広島ドラフト2位指名の花咲徳栄・高橋昂也投手(18)が10日、さいたま市内で契約金6000万円、年俸600万円で球団と仮契約を結んだ。最速152キロ左腕は「開幕1軍」を目標に設定。父敏樹さん(53=会社員)は、人気漫画「こちら葛飾区亀有公園前派出所」に登場する変身キャラにたとえ、息子の飛躍を期待した。(金額は推定)

 どれほど緊張していても、目標は見失わない。忘れない。担当の尾形スカウトの手で真っ赤なカープの帽子をかぶった高橋昂は、同じ言葉を何度も繰り返した。「1日も早くチームの力になりたい。開幕1軍を果たせればベストはベスト。早くチームに貢献できるように頑張りたい」。西武今井、ヤクルト寺島、楽天藤平らとともに「高校BIG4」と呼ばれた左腕のプライドだ。

 仮契約に同席した敏樹さんが、父ならではの目で高橋昂の人となりを言い表した。「普段は普通の子です。面白くもなんともない…。でも『こち亀』の本田みたいに、マウンドに上がれば人が変わるんです」と、激変キャラだと暴露した。
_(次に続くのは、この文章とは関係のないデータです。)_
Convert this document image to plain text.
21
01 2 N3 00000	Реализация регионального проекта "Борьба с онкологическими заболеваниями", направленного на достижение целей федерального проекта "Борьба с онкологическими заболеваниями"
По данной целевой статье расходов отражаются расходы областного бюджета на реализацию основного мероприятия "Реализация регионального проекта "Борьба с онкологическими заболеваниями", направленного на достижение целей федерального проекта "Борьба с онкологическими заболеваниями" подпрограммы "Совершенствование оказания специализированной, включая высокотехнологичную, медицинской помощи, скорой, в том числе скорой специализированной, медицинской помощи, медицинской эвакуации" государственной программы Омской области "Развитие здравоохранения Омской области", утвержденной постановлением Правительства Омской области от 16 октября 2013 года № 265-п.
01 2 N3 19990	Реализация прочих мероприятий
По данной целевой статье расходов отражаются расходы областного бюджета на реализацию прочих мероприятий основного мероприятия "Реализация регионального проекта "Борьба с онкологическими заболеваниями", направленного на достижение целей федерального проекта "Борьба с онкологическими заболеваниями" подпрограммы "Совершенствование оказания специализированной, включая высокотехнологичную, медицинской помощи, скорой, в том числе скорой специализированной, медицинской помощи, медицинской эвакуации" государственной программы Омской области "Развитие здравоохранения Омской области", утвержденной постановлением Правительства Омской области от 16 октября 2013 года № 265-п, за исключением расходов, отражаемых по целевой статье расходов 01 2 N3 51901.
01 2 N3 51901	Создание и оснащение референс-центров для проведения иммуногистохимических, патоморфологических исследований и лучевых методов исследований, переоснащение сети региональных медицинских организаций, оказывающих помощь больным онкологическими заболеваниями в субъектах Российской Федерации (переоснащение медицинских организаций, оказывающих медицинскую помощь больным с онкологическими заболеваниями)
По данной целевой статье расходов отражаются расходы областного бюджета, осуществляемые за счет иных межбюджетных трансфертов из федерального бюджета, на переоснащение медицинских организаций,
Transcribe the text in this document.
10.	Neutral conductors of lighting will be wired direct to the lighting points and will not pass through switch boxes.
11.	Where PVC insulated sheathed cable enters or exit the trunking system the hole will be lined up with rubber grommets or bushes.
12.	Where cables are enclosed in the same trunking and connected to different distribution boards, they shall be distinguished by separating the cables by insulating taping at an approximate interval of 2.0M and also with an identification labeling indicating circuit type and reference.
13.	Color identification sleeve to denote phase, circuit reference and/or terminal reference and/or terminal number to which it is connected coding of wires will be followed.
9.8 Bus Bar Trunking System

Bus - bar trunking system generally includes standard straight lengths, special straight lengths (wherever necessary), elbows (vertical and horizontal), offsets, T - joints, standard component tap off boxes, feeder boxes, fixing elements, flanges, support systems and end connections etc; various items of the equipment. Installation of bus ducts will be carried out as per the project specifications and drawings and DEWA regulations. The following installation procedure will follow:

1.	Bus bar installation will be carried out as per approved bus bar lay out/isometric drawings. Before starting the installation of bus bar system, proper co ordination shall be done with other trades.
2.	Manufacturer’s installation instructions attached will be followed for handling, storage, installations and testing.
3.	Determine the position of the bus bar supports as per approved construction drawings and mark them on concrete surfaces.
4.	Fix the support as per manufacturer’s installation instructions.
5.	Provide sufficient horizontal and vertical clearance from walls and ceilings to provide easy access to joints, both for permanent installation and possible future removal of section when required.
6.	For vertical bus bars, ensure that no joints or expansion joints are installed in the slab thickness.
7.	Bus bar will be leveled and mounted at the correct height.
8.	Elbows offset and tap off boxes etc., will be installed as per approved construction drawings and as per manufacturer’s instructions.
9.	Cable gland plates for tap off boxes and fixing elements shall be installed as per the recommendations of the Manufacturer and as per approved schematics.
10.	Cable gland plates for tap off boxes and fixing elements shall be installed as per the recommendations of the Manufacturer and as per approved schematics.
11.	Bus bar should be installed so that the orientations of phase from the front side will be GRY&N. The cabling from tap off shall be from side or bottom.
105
 本田とは、人気漫画「こちら葛飾区亀有公園前派出所」に登場する本田速人。普段は頼りない人格が、バイクに乗ると顔も言動も変わり、攻めキャラに変身する。高橋昂も同じ。普段はおとなしい。口数も少なく、大きなことは言わない。ただマウントに上がれば、今年の高校球界をリードした4本柱の1人、超高校級の左腕になる。

 中でも真価を発揮するのは、得点圏に走者を背負ったときだ。今夏甲子園大会1回戦・大曲工戦、2回戦・樟南戦と得点圏の被打率はゼロだった。「絶対に点はやらない気持ちで、狙って三振を取りに行きます」と目の色を変える。最速152キロの速球にフォーク、縦横のスライダー、カーブなど多彩な持ち球に加え、気持ちのギアも上げられる。尾形スカウトも「左投手でフォークの決め球を持っているし、球持ちが長い」と絶対の長所に期待する。

 「ピンチで粘る。それはプロでも自分の特長にしていきたい」と高橋昂。苦境にも動じず、攻めに転じる「こちらカープの本田速人」になってみせる。【堀まどか】

 ◆本田速人 秋本治原作の人気漫画「こちら葛飾区亀有公園前派出所」に登場する警察官。普段は妹の影響もあり、料理、スイーツ、少女漫画などが大好きなおとなしい女性的なキャラクターだが、バイクに乗ると性格は一変。男らしく、ときには凶暴な性格になる。